Message archiving solutions allow organizations to eliminate quotes on end user mailboxes while controlling storage usage on primary messaging servers. These solutions automatically migrate messages and attachments based upon policy, proactively and automatically expiring or deleting messages or migrating to another tier of storage. In addition, they can further reduce the volume of information by compressing information and implementing single-instance storage. At the same time, users can seamlessly access messages and attachments from the archive, and messages are indexed so that they can be searched quickly and easily as needed. Moreover, archiving solutions help organizations meet today’s stringent requirements for message storage.
A Resilient Foundation
Finally, to maintain the security and availability of email, organizations must build their email infrastructure on a resilient foundation. Such an environment is robust, resistant to failure, and can recover quickly when failure occurs.
Key to addressing availability is ensuring data protection through a proven backup and recovery solution—one that consolidates all operations while providing management, alerting, reporting, and troubleshooting capabilities and supports both tape and disk storage and associated advances in snapshot-based protection, off-site media management, and automated disaster recovery.

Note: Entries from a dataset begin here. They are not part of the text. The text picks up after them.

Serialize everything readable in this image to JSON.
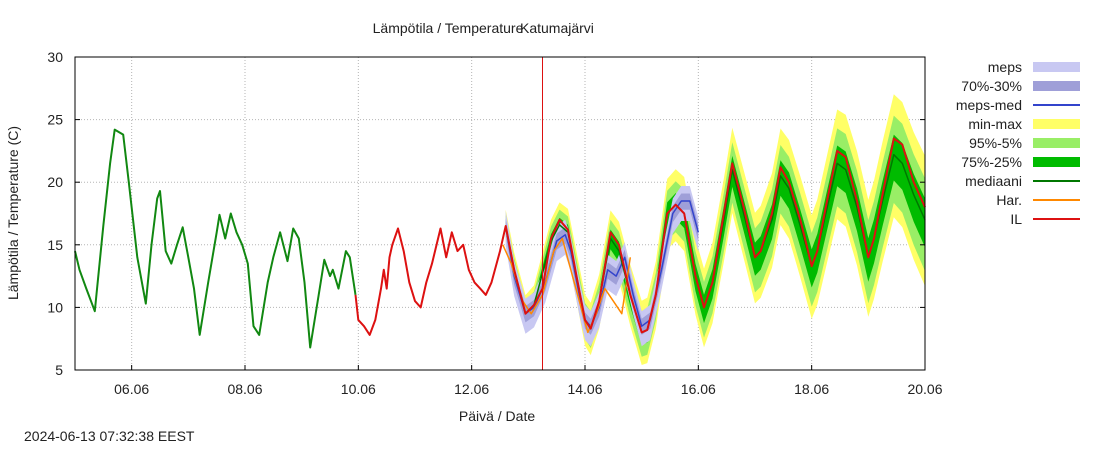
{
  "chart_data": {
    "type": "line",
    "title": "Lämpötila / Temperature",
    "station": "Katumajärvi",
    "xlabel": "Päivä / Date",
    "ylabel": "Lämpötila / Temperature (C)",
    "xlim": [
      5.0,
      20.0
    ],
    "ylim": [
      5,
      30
    ],
    "x_ticks": [
      6,
      8,
      10,
      12,
      14,
      16,
      18,
      20
    ],
    "x_tick_labels": [
      "06.06",
      "08.06",
      "10.06",
      "12.06",
      "14.06",
      "16.06",
      "18.06",
      "20.06"
    ],
    "y_ticks": [
      5,
      10,
      15,
      20,
      25,
      30
    ],
    "y_tick_labels": [
      "5",
      "10",
      "15",
      "20",
      "25",
      "30"
    ],
    "grid": true,
    "now_marker_x": 13.25,
    "legend": [
      {
        "label": "meps",
        "kind": "band",
        "color": "#c8c8f2"
      },
      {
        "label": "70%-30%",
        "kind": "band",
        "color": "#9f9fd8"
      },
      {
        "label": "meps-med",
        "kind": "line",
        "color": "#3344cc"
      },
      {
        "label": "min-max",
        "kind": "band",
        "color": "#ffff66"
      },
      {
        "label": "95%-5%",
        "kind": "band",
        "color": "#99ee66"
      },
      {
        "label": "75%-25%",
        "kind": "band",
        "color": "#00bb00"
      },
      {
        "label": "mediaani",
        "kind": "line",
        "color": "#007700"
      },
      {
        "label": "Har.",
        "kind": "line",
        "color": "#ff8800"
      },
      {
        "label": "IL",
        "kind": "line",
        "color": "#dd1111"
      }
    ],
    "series": [
      {
        "name": "observed",
        "color": "#118811",
        "x": [
          5.0,
          5.08,
          5.2,
          5.35,
          5.5,
          5.62,
          5.7,
          5.85,
          5.95,
          6.1,
          6.25,
          6.35,
          6.45,
          6.5,
          6.6,
          6.7,
          6.8,
          6.9,
          7.0,
          7.1,
          7.2,
          7.35,
          7.5,
          7.55,
          7.65,
          7.75,
          7.85,
          7.95,
          8.05,
          8.15,
          8.25,
          8.4,
          8.5,
          8.62,
          8.75,
          8.85,
          8.95,
          9.05,
          9.15,
          9.3,
          9.4,
          9.5,
          9.55,
          9.65,
          9.78,
          9.85,
          9.95
        ],
        "y": [
          14.5,
          13,
          11.5,
          9.7,
          16.5,
          21.5,
          24.2,
          23.8,
          20,
          14,
          10.3,
          15,
          18.7,
          19.3,
          14.5,
          13.5,
          15,
          16.4,
          14,
          11.5,
          7.8,
          12,
          16,
          17.4,
          15.5,
          17.5,
          16,
          15,
          13.5,
          8.5,
          7.8,
          12,
          14,
          16,
          13.7,
          16.3,
          15.5,
          12,
          6.8,
          11,
          13.8,
          12.5,
          13,
          11.5,
          14.5,
          14,
          11
        ]
      },
      {
        "name": "IL",
        "color": "#dd1111",
        "x": [
          9.95,
          10.0,
          10.1,
          10.2,
          10.3,
          10.4,
          10.45,
          10.5,
          10.55,
          10.6,
          10.7,
          10.8,
          10.9,
          11.0,
          11.1,
          11.2,
          11.3,
          11.45,
          11.55,
          11.65,
          11.75,
          11.85,
          11.95,
          12.05,
          12.15,
          12.25,
          12.35,
          12.5,
          12.6,
          12.75,
          12.95,
          13.1,
          13.25,
          13.4,
          13.55,
          13.7,
          13.85,
          14.0,
          14.1,
          14.25,
          14.45,
          14.6,
          14.8,
          15.0,
          15.1,
          15.25,
          15.45,
          15.6,
          15.75,
          15.95,
          16.1,
          16.25,
          16.45,
          16.6,
          16.8,
          17.0,
          17.1,
          17.3,
          17.45,
          17.6,
          17.8,
          18.0,
          18.1,
          18.25,
          18.45,
          18.6,
          18.8,
          19.0,
          19.1,
          19.25,
          19.45,
          19.6,
          19.8,
          20.0
        ],
        "y": [
          11,
          9,
          8.5,
          7.8,
          9,
          11.5,
          13,
          11.5,
          14,
          15,
          16.3,
          14.5,
          12,
          10.5,
          10,
          12,
          13.5,
          16.3,
          14,
          16,
          14.5,
          15,
          13,
          12,
          11.5,
          11,
          12,
          14.5,
          16.5,
          13,
          9.5,
          10.2,
          11.5,
          15.5,
          17,
          16.2,
          12.5,
          9,
          8.3,
          10.5,
          16,
          15,
          11,
          8,
          8.2,
          11,
          17.5,
          18.2,
          17.5,
          12.5,
          10,
          12,
          17.5,
          21.5,
          18,
          14,
          14.5,
          17.5,
          21.2,
          20,
          17,
          13.3,
          14.5,
          18,
          22.5,
          22,
          18.5,
          14,
          15.5,
          19,
          23.5,
          23,
          20,
          18
        ]
      },
      {
        "name": "mediaani",
        "color": "#007700",
        "x": [
          12.6,
          12.75,
          12.95,
          13.1,
          13.4,
          13.55,
          13.7,
          13.85,
          14.0,
          14.1,
          14.25,
          14.45,
          14.6,
          14.8,
          15.0,
          15.1,
          15.25,
          15.45,
          15.6,
          15.75,
          15.95,
          16.1,
          16.25,
          16.45,
          16.6,
          16.8,
          17.0,
          17.1,
          17.3,
          17.45,
          17.6,
          17.8,
          18.0,
          18.1,
          18.25,
          18.45,
          18.6,
          18.8,
          19.0,
          19.1,
          19.25,
          19.45,
          19.6,
          19.8,
          20.0
        ],
        "y": [
          16.5,
          13,
          9.5,
          10.2,
          15.3,
          16.6,
          16,
          12.5,
          9,
          8.3,
          10.5,
          15.5,
          14.5,
          11,
          8,
          8.2,
          11,
          17.5,
          18.2,
          17.5,
          12.5,
          10,
          12,
          17,
          21,
          17.5,
          14,
          14.5,
          17,
          20.5,
          19.5,
          16.5,
          13.3,
          14.5,
          17.5,
          21.5,
          21,
          18,
          14,
          15.5,
          18.5,
          22.2,
          21.5,
          19,
          17
        ]
      },
      {
        "name": "meps-med",
        "color": "#3344cc",
        "x": [
          12.6,
          12.75,
          12.95,
          13.1,
          13.3,
          13.5,
          13.65,
          13.75,
          13.9,
          14.0,
          14.1,
          14.25,
          14.4,
          14.55,
          14.7,
          14.85,
          15.0,
          15.15,
          15.35,
          15.55,
          15.7,
          15.85,
          16.0
        ],
        "y": [
          16.5,
          12.5,
          9.5,
          10,
          12,
          15.3,
          15.8,
          14.5,
          11,
          9,
          8.5,
          10,
          13,
          12.5,
          14,
          11,
          8.5,
          9,
          13,
          17.5,
          18.5,
          18.5,
          16
        ]
      },
      {
        "name": "Har.",
        "color": "#ff8800",
        "x": [
          12.55,
          12.7,
          12.9,
          13.05,
          13.25,
          13.45,
          13.6,
          13.75,
          13.9,
          14.05,
          14.2,
          14.35,
          14.5,
          14.65,
          14.8
        ],
        "y": [
          15,
          13.5,
          10.5,
          9.5,
          11,
          14.5,
          15.5,
          13,
          10.5,
          8,
          9.5,
          11.5,
          10.5,
          9.5,
          14
        ]
      }
    ]
  },
  "footer": {
    "timestamp": "2024-06-13 07:32:38 EEST"
  }
}
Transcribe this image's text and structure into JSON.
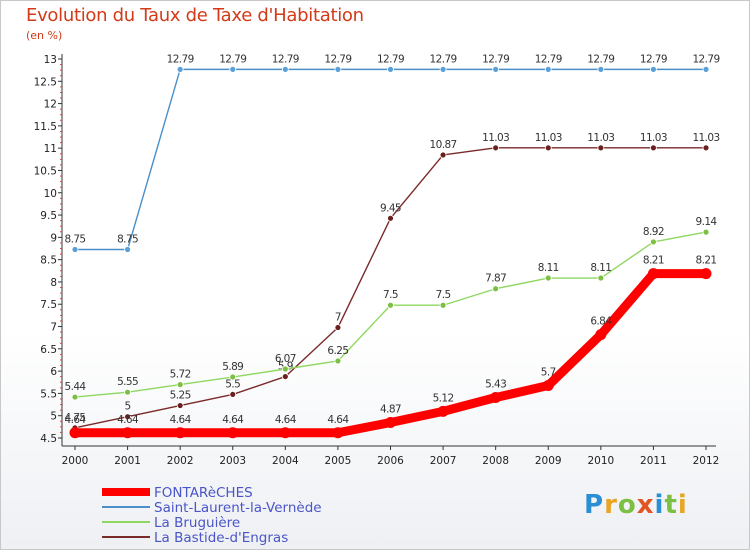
{
  "title": "Evolution du Taux de Taxe d'Habitation",
  "unit": "(en %)",
  "logo": {
    "text": "Proxiti",
    "colors": [
      "#2b8fd6",
      "#e8a623",
      "#7cc043",
      "#e25423",
      "#2b8fd6",
      "#7cc043",
      "#e8a623"
    ]
  },
  "chart_data": {
    "type": "line",
    "x": [
      2000,
      2001,
      2002,
      2003,
      2004,
      2005,
      2006,
      2007,
      2008,
      2009,
      2010,
      2011,
      2012
    ],
    "ylim": [
      4.5,
      13
    ],
    "yticks": [
      "4.5",
      "5",
      "5.5",
      "6",
      "6.5",
      "7",
      "7.5",
      "8",
      "8.5",
      "9",
      "9.5",
      "10",
      "10.5",
      "11",
      "11.5",
      "12",
      "12.5",
      "13"
    ],
    "grid": false,
    "legend_position": "bottom-left",
    "series": [
      {
        "name": "Saint-Laurent-la-Vernède",
        "color": "#4a8fc8",
        "marker": "#5aa0d8",
        "values": [
          8.75,
          8.75,
          12.79,
          12.79,
          12.79,
          12.79,
          12.79,
          12.79,
          12.79,
          12.79,
          12.79,
          12.79,
          12.79
        ],
        "labels": [
          "8.75",
          "8.75",
          "12.79",
          "12.79",
          "12.79",
          "12.79",
          "12.79",
          "12.79",
          "12.79",
          "12.79",
          "12.79",
          "12.79",
          "12.79"
        ]
      },
      {
        "name": "La Bastide-d'Engras",
        "color": "#7b2a2a",
        "marker": "#6b1f1f",
        "values": [
          4.75,
          5,
          5.25,
          5.5,
          5.9,
          7,
          9.45,
          10.87,
          11.03,
          11.03,
          11.03,
          11.03,
          11.03
        ],
        "labels": [
          "4.75",
          "5",
          "5.25",
          "5.5",
          "5.9",
          "7",
          "9.45",
          "10.87",
          "11.03",
          "11.03",
          "11.03",
          "11.03",
          "11.03"
        ]
      },
      {
        "name": "La Bruguière",
        "color": "#8fd860",
        "marker": "#7cc043",
        "values": [
          5.44,
          5.55,
          5.72,
          5.89,
          6.07,
          6.25,
          7.5,
          7.5,
          7.87,
          8.11,
          8.11,
          8.92,
          9.14
        ],
        "labels": [
          "5.44",
          "5.55",
          "5.72",
          "5.89",
          "6.07",
          "6.25",
          "7.5",
          "7.5",
          "7.87",
          "8.11",
          "8.11",
          "8.92",
          "9.14"
        ]
      },
      {
        "name": "FONTARèCHES",
        "color": "#ff0000",
        "marker": "#ff0000",
        "thick": true,
        "values": [
          4.64,
          4.64,
          4.64,
          4.64,
          4.64,
          4.64,
          4.87,
          5.12,
          5.43,
          5.7,
          6.84,
          8.21,
          8.21
        ],
        "labels": [
          "4.64",
          "4.64",
          "4.64",
          "4.64",
          "4.64",
          "4.64",
          "4.87",
          "5.12",
          "5.43",
          "5.7",
          "6.84",
          "8.21",
          "8.21"
        ]
      }
    ],
    "legend": [
      {
        "name": "FONTARèCHES",
        "color": "#ff0000",
        "thick": true
      },
      {
        "name": "Saint-Laurent-la-Vernède",
        "color": "#4a8fc8",
        "thick": false
      },
      {
        "name": "La Bruguière",
        "color": "#8fd860",
        "thick": false
      },
      {
        "name": "La Bastide-d'Engras",
        "color": "#7b2a2a",
        "thick": false
      }
    ]
  }
}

Email security and availability concerns will likely continue to drive organizations to employ a wider variety of integrated technologies to ensure the integrity and viability of business email. By leveraging protection tools along with availability tools such as email archiving, backup and recovery, clustering and storage virtualization tools, enterprises can maintain a secure and accessible messaging environment that enhances productivity, meets regulatory and business demands, and keeps email up and running.